Status: Love Love Love

Walk With Me

A Day.

I sighed. Then, i continued to walk towards the librarian to return the book that i borrowed.
There were tables and although the students were whispering,
I can still hear their conversations, about the news, about the new girl on their class,
the hot guy who's new to school and is a first year Biology student,
their professor in Physics, and the result of their quiz in Literature.

On the other side of the library, is a group of students seating on
the sala's, they were laughing and giggling because they are watching
the series of "New Girl" when one of the librarians asked them to leave the premises for it
is prohibited to watch videos in the library.

As i pass through those tables, i see different kinds of people,
some wear glasses while playing with their ipads,
some wearing glasses while reading,
and i really can't identify
who has the real purpose of studying in the library.

My steps became smaller as I get close to the table
where the librarian is seated.
"What's your surname ?"

"Gonzales ma'am"

"Here's your library card"

I quickly get my library card
and get out of the library as silent as i could.

I removed one strap of my backpack off the side of my shoulder
and opened it, to put in my library card while walking.

Chattering, laughing, and whispers, which i think are not, because i still can hear them clearly
even if they are trying to lower their voice in a way that
it almost sounded like they are just exhaling a big amount of air.

As i rush to the door out of the library,
I hear people saying,

"Look at her hair, has she comb it yet?"

"Look at how she walks, it's so amusing!"

"Isn't she the one who joined the singing contest last year?"
"Yeah, she actually didn't won the contest"

"She is the scholar that they've been talking about right?"

"Wow, she's beautiful even without make-up"

"Her classmate told me that she was weird HAHAHA..."

"They told me she's out of her mind, is that true?"

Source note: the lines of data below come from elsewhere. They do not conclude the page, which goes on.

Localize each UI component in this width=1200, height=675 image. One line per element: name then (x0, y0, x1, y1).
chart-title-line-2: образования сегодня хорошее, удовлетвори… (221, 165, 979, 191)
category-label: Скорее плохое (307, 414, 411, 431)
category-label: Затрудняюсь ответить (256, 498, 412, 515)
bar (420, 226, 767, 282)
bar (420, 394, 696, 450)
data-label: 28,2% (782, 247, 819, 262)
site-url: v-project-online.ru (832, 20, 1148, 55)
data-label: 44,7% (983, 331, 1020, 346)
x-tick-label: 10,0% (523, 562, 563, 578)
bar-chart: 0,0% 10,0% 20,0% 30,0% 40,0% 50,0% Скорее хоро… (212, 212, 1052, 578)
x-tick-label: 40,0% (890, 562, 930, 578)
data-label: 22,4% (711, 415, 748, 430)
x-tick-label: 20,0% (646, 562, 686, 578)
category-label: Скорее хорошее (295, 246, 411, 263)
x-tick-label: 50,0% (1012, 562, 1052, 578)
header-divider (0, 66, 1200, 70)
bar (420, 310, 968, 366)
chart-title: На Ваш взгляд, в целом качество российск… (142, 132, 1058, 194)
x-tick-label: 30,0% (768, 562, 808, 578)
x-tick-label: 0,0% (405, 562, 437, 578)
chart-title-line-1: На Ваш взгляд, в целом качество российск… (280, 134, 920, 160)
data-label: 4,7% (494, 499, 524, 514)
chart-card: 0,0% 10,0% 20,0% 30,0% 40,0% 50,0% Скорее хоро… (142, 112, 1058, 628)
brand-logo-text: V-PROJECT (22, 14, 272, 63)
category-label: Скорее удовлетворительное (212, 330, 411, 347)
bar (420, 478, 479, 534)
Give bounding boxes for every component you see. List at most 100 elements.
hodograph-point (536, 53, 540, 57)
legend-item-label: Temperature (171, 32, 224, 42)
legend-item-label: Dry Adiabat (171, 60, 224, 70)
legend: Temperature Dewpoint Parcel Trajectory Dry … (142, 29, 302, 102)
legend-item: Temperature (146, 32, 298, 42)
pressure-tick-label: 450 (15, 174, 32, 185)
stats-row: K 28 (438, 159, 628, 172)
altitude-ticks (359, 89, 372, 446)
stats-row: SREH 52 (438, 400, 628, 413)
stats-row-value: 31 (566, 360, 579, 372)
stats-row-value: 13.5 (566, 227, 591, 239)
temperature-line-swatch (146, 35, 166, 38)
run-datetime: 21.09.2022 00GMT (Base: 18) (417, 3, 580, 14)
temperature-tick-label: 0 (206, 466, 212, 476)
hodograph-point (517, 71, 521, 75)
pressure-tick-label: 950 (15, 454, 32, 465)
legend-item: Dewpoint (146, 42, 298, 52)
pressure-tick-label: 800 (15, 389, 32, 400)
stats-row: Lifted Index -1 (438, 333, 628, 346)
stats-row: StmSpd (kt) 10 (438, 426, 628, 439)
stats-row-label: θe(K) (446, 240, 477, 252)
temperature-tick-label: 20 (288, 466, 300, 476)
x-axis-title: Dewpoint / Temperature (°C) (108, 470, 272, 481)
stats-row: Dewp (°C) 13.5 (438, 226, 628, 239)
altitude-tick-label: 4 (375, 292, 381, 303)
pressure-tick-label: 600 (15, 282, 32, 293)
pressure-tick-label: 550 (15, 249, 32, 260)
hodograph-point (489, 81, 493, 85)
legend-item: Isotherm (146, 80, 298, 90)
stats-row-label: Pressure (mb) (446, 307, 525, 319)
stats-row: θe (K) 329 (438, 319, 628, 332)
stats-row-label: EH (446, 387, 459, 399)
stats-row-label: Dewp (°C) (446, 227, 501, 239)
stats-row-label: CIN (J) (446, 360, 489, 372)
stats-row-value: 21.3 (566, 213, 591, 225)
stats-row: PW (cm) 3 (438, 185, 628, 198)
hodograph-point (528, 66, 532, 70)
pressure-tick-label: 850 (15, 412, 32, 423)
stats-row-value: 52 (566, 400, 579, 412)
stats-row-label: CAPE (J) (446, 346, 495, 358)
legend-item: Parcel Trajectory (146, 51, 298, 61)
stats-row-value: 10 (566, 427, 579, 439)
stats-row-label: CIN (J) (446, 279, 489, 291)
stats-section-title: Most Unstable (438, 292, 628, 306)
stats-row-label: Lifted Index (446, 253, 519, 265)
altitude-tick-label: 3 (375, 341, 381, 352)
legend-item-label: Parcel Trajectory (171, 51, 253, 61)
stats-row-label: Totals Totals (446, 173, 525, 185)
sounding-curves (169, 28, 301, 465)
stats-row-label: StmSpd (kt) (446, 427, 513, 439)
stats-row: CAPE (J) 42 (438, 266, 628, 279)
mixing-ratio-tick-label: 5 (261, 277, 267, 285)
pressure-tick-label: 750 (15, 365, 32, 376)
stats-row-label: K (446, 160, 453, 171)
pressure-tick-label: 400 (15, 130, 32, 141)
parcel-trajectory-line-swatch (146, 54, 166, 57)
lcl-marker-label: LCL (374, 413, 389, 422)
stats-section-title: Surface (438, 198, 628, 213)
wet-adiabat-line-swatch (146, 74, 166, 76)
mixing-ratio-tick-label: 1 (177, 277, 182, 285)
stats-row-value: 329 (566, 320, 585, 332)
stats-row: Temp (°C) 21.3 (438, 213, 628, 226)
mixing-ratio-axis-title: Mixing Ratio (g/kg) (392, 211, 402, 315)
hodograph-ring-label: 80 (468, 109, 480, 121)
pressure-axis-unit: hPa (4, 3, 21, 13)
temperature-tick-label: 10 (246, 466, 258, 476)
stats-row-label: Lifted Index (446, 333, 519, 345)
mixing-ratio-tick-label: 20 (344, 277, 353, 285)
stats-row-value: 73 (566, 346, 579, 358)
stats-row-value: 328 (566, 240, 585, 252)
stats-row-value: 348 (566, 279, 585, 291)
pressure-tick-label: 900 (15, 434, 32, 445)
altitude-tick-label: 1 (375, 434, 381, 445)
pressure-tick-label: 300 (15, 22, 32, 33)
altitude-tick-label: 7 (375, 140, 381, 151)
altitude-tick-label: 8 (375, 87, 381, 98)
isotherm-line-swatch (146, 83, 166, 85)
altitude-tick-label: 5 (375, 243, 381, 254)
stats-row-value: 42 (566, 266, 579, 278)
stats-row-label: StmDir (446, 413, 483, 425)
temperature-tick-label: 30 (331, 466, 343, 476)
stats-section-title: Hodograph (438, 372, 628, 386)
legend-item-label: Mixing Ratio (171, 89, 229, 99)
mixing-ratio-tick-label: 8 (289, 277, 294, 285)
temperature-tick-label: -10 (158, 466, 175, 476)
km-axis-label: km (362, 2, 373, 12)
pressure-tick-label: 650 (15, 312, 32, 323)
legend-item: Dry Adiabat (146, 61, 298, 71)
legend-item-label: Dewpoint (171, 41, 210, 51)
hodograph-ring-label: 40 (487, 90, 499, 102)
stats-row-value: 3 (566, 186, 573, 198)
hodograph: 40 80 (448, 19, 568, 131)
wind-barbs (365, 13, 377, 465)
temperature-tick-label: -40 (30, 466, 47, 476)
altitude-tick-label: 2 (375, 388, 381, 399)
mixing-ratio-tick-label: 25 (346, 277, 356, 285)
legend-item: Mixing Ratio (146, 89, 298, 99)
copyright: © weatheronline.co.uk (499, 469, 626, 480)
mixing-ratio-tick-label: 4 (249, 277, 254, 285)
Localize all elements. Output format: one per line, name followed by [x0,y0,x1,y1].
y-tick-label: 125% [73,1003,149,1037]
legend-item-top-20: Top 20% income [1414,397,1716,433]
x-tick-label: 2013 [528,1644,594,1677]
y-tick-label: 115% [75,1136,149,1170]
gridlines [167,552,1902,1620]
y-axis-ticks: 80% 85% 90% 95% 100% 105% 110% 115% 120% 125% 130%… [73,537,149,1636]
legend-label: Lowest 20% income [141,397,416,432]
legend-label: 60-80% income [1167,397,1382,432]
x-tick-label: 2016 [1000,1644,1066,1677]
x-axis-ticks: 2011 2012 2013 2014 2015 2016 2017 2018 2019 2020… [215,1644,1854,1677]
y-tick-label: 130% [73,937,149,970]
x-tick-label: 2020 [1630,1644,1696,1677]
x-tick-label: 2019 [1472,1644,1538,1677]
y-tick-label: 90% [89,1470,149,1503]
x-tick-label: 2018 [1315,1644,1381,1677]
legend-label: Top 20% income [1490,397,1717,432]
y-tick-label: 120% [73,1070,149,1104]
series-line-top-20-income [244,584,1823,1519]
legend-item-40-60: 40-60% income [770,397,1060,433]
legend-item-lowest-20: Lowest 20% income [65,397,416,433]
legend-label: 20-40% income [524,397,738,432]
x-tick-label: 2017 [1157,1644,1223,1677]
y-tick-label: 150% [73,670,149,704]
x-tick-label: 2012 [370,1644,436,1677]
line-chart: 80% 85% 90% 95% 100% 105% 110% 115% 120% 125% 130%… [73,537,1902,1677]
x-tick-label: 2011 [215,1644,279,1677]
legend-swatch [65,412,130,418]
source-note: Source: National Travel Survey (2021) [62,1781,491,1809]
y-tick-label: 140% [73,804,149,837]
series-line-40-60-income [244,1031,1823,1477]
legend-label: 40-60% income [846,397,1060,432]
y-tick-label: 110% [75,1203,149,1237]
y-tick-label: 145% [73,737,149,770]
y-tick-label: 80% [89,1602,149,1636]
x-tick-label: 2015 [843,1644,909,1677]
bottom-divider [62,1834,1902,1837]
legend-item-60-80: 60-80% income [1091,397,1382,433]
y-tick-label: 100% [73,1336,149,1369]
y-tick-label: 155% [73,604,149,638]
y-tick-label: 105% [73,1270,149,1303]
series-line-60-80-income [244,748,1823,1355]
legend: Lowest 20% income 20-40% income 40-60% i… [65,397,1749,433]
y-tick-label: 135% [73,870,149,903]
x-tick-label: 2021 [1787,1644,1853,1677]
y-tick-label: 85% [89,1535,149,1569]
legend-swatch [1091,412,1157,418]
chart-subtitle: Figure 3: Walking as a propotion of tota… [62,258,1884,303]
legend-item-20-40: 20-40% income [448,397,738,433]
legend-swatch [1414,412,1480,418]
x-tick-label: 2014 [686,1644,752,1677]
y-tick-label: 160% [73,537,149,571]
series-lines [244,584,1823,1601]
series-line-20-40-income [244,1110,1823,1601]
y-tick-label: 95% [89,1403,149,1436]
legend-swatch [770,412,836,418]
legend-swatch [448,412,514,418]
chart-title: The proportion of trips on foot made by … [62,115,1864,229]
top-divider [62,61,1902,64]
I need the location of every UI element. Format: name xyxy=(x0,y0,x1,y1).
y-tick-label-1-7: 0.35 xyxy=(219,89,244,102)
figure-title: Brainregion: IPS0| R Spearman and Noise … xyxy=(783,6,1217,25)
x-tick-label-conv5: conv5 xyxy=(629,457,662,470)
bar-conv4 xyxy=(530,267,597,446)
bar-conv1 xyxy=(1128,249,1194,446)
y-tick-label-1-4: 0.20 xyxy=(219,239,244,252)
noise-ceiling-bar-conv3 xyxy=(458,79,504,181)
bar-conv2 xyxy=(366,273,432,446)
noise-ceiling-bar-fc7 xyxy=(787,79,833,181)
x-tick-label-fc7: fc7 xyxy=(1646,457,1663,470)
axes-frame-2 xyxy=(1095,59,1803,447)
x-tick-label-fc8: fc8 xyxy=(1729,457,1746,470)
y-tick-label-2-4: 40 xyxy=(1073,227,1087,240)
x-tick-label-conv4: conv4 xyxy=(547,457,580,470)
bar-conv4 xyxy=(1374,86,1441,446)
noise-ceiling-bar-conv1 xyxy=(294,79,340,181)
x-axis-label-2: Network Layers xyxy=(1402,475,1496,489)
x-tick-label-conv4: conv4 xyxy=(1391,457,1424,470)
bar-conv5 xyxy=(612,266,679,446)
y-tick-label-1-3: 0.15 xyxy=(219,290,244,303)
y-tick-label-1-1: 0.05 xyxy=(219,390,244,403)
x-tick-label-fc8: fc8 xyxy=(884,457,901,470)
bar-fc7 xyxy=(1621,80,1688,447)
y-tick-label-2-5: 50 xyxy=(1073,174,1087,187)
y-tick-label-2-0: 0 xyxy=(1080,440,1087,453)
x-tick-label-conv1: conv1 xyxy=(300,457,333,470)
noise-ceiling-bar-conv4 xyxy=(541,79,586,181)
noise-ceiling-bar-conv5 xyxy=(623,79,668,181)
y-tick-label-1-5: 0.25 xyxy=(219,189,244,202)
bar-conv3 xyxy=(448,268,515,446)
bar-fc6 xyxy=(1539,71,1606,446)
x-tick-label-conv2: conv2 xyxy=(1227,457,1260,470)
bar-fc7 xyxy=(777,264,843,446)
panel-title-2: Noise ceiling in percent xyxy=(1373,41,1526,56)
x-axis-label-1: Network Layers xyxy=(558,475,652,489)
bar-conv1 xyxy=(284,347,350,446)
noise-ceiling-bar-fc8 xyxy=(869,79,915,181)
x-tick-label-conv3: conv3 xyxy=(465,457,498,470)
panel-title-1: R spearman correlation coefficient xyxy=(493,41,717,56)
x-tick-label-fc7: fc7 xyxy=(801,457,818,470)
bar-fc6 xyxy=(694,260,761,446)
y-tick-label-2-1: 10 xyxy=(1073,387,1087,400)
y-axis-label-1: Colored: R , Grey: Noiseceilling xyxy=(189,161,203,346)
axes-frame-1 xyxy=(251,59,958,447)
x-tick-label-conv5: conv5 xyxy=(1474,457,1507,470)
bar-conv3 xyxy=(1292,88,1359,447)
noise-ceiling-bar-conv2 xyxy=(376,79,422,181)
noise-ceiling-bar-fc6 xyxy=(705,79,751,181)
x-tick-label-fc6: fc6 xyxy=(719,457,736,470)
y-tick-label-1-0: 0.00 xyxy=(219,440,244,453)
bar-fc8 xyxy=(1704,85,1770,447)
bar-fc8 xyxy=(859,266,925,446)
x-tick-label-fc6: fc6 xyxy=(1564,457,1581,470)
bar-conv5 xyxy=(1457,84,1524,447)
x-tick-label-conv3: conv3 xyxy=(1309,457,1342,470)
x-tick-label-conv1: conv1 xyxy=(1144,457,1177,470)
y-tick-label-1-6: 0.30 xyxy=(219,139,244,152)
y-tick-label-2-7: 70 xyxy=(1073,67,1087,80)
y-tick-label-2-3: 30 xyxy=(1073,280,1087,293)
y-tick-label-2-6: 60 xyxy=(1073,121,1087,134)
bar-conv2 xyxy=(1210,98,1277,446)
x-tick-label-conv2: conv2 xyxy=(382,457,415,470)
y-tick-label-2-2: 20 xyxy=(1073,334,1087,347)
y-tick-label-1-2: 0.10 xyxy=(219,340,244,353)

This things, i hear all the time, and i wake up everyday
knowing that people around me will always have thoughts about me,
judgement,comments, and criticisms,
sometimes i just try to ignore them,
but most of the time
i feel like i am dying little by little
because of the words that stings to
me like hundred nails being
hammered to my heart,
and lately,
to my soul...

I continued to walk as if i heard nothing, as if, i didn't here them say my name.
I felt free and the heavy weight that im carrying on my shoulders
suddenly vanished, i felt calm again, and "free".

I walked down stairs in a hurry, I always feel like i should run
when i really shouldn't be. Sometimes I feel like all eyes are on me,
like all of them are talking about me, who can blame me?

I started to read at the age of three. My mother bought me a set of paint kits when i was 7 years old
she believed that, i have a potential to be a good painter. When I was 2, I started holding the microphone
a normal 2 year old kid wont do. I sing beautifully, at 5 years old I'm able to control the neighborhood
by turning the volume up of our karaoke, the people would gather around our house just to be able to listen
to me sing. I remember at some point when i sang, one of our neighbors can't see me
and so, he tried to push the other , and that started a comossion, and i was really shocked, lonely, and happy
at the same time, knowing that, I was the reason of them, fighting. Then, i turned 8, that was the time
when "harlem dancing" was trending. It was kind of a hip-hop dance wherein dancers
would move their fit along with the beat of the music. I was the best dancer, singer, and student during my elementary
school years. I was tutored to play piano when i was 5 but forgot it, because we lost our keyboard.
Because of my love for music, I , again looked for someone who can teach me how to play piano
and so, I was able to regain my little knowledge on playing. It did not stop there, today, I am learning new instruments
per year.

Those are my talents and abilities, I really do not know
why, but, people love me and hate me at the same time.
♠ ♠ ♠
It's hard to live in a world full of judgement, and criticism. How will you handle it?